Dizi ve sinema sektörünü günümüz koşullarında nasıl buluyorsunuz?

Sinema ve dizi sektöründe hem yasal iyileştirmelerin olduğunu hem de artık oyuncuların bilinçli oldukları için daha iyi şartlarda çalıştığını düşünüyorum. Fakat Türkiye’de prosedürler devreye giriyor ve yasal işlemler çok ağır yürüyor.

Artan oyuncu sayısının nedeniyle bu oyuncuların yaptıkları işleri değerlendirir misiz?

Artık çok sayıda açılan üniversite ve liselerde yetişen birde onlara gönüllü arkadaş eklenince piyasada çok fazla oyuncu aktris oluyor. Ancak bizim sinema filmlerinde oynadığımız dönemdeki tadı veremiyorlar; çünkü aldıkları eğitim akademik, hiç çıkaklık yapmıyorlar, benimsemiyorlar, bir macera tanınma yolu olarak bakıyorlar. Bir de şu durum var artık hikâye bitti. Bizim eski Türk Filmlerinin hikâyelerden yola çıkıp ortaya hikâye çıkarıyorlar. Bu da hem izler kitleyi hem oynayanı olumsuz intibaha götürüyor.

Günümüzde dizilerin artması fazla izlendiğiyle mi alakalı? Filmler için de aynı şeyi söyleyebilir miyiz?

Günümüzde diziler ön plana çıktı. Sebebi rahat olması evinde oturduğu yerden izliyor seyirci. 2014’ün sonlarında Kültür Bakanlığının 100’üncü yılına katıldığımda açıklandı çok mutluluk verici bir olay sinema seyircimiz 60 Milyon’a çıkmış. Bu Türkiye için çok büyük bir aşama. Televizyon dizileri eskisi kadar güncel değil bakıyorum sezon başı 100’ü 150’yi görmüş ve sezonu 20 diziyle kapatıyorlar.

Sinemayla ilgili üye veya yönetici olduğunuz kuruluş ile STK’lardan bahseder misiniz?

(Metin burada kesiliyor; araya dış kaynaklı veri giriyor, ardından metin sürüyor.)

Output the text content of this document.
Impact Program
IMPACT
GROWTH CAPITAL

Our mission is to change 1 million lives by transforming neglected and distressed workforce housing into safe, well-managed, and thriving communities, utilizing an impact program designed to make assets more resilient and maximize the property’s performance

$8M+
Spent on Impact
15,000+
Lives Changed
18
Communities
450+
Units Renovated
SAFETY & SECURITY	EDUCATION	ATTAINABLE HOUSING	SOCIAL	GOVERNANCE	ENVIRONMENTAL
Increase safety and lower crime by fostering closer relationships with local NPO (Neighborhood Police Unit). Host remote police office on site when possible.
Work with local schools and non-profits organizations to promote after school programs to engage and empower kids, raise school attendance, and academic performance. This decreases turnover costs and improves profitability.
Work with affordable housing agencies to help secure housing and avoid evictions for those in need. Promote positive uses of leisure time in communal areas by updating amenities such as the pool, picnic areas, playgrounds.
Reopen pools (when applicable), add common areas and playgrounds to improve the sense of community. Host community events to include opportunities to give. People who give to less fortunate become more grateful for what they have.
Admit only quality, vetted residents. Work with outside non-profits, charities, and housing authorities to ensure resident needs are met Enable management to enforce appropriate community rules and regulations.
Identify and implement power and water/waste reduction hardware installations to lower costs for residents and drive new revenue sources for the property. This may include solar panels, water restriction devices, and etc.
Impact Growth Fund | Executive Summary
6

1988 de kurulan Sinema oyuncuları derneğinin içindeyim ve 2000den SODER Sinema Oyuncuları Derneği’nin de başkanlığını yapmaktayım. Derneğin sosyal hakları, emeklilikleriyle ilgileniyoruz. Şu an üyelerimizin içinde emekli olmayan yok. Ülkemizde Demirel’den bugüne ne kadar Cumhurbaşkanı- Başbakan varsa bizim sektörde emeklilik konusu üzerinde durmadılar. Günümüzde telif haklarıyla ilgili gelişmeler oldu. Avrupa Birliği nedeniyle Türkiye’ye de sunuldu bu haklar. Bizim sadece telif haklarıyla ilgilenen “Bir Oy” adında örgütümüz mevcut. Bizim çektiğimiz, oynadığımız filmler yayınlanıyor, izliyorsunuz. Bunlarda bizim artık telif hakkımız var. Aynı şekilde yurt dışında oynatılan dizi ve filmlerimiz için telif haklarımızdan faydalanıyoruz.